An Indian news agency, meanwhile, reported that Indian Air Force jets had attacked a "major terrorist camp" in the Pakistani-controlled part of Kashmir early on February 26.
There was no confirmation of the reports from Indian government or military officials. However, Rahul Gandhi, a prominent politician who heads the Congress political party, posted a congratulatory message on Twitter, saying "I salute the pilots of the [Indian Air Force]."
Another government minister, Gajendra Singh Shekhawat, made a more specific claim, saying Indian jets targeted multiple "terror camps."
If it is confirmed that Indian jets crossed into Pakistani-controlled territory, it would be the first time that had happened since 1971, signifying a major escalation between the two nuclear-armed rivals.
The incident comes just 11 days after a suicide attack killed at least 41 soldiers on the Indian side of divided Kashmir.
Since then, rhetoric between Islamabad and New Delhi has been steadily escalating.
In a February 25 post to Twitter, Major General Asif Ghafoor, a Pakistani military spokesman, said Indian jets crossed the so-called "line of control" in the Muzafarabad district and traveled as far as four miles into the territory.

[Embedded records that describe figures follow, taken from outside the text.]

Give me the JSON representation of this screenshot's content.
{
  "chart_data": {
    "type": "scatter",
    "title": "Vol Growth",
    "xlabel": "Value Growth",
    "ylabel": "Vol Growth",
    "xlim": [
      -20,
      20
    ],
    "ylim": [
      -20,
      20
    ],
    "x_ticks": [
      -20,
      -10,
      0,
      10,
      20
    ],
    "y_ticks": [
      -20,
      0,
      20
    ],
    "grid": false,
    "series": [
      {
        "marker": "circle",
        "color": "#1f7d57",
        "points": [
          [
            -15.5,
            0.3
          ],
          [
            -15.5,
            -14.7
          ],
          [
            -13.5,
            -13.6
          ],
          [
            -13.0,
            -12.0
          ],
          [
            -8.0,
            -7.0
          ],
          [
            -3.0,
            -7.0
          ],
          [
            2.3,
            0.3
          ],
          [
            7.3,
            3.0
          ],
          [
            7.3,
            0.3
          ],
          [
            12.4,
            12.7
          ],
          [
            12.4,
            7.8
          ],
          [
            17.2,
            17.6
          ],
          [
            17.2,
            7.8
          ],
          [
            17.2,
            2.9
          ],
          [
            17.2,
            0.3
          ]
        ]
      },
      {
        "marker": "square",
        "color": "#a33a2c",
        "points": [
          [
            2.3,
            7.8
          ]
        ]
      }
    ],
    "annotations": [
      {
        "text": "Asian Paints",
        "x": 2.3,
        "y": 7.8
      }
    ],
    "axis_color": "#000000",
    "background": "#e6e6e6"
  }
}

The line of control is an administrative border based on lines established after the first war the two countries fought in 1947.
In an earlier post, Ghafoor said the Indian jets were met with a "timely and effective response from Pakistan Air Force," and the Indian craft "released payload in haste while escaping which fell near Balakot.”

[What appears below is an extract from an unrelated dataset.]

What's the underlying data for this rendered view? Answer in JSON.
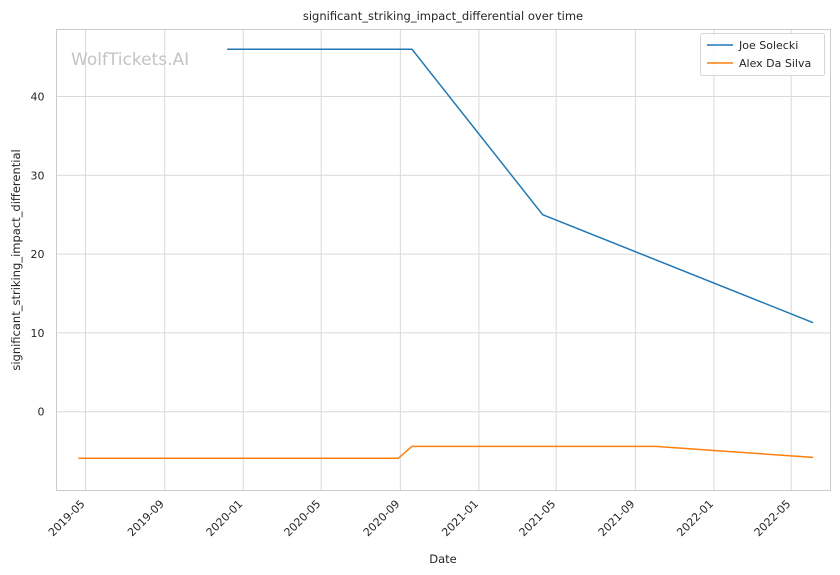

"No casualties or damage," he wrote.
Balakot is about 50 miles from the line of control.
The Indian news agency ANI, citing unnamed military sources, said that 12 Mirage 2000 fighter jets had attacked a "terrorist camp."
The February 14 attack on Indian soldiers, in the Pulwama district, was claimed by Jaish-e-Mohammed, an Islamist extremist group based in Pakistan, although the suicide attacker came locally from Indian Kashmir.
In a letter dated February 22, Pakistan's foreign minister appealed to the UN Security Council to draw attention to Indian threats in the wake of the suicide bombing.
Shah Mahmood Qureshi warned that the security situation in the region was deteriorating as India threatens to use force against Pakistan.
India and Pakistan have fought two of their three full-fledged wars over Kashmir since their partition during independence from Britain in 1947.
Since 1989, rebels have been fighting against Indian control in Kashmir.
About 70,000 people have been killed in the uprising and subsequent crackdown.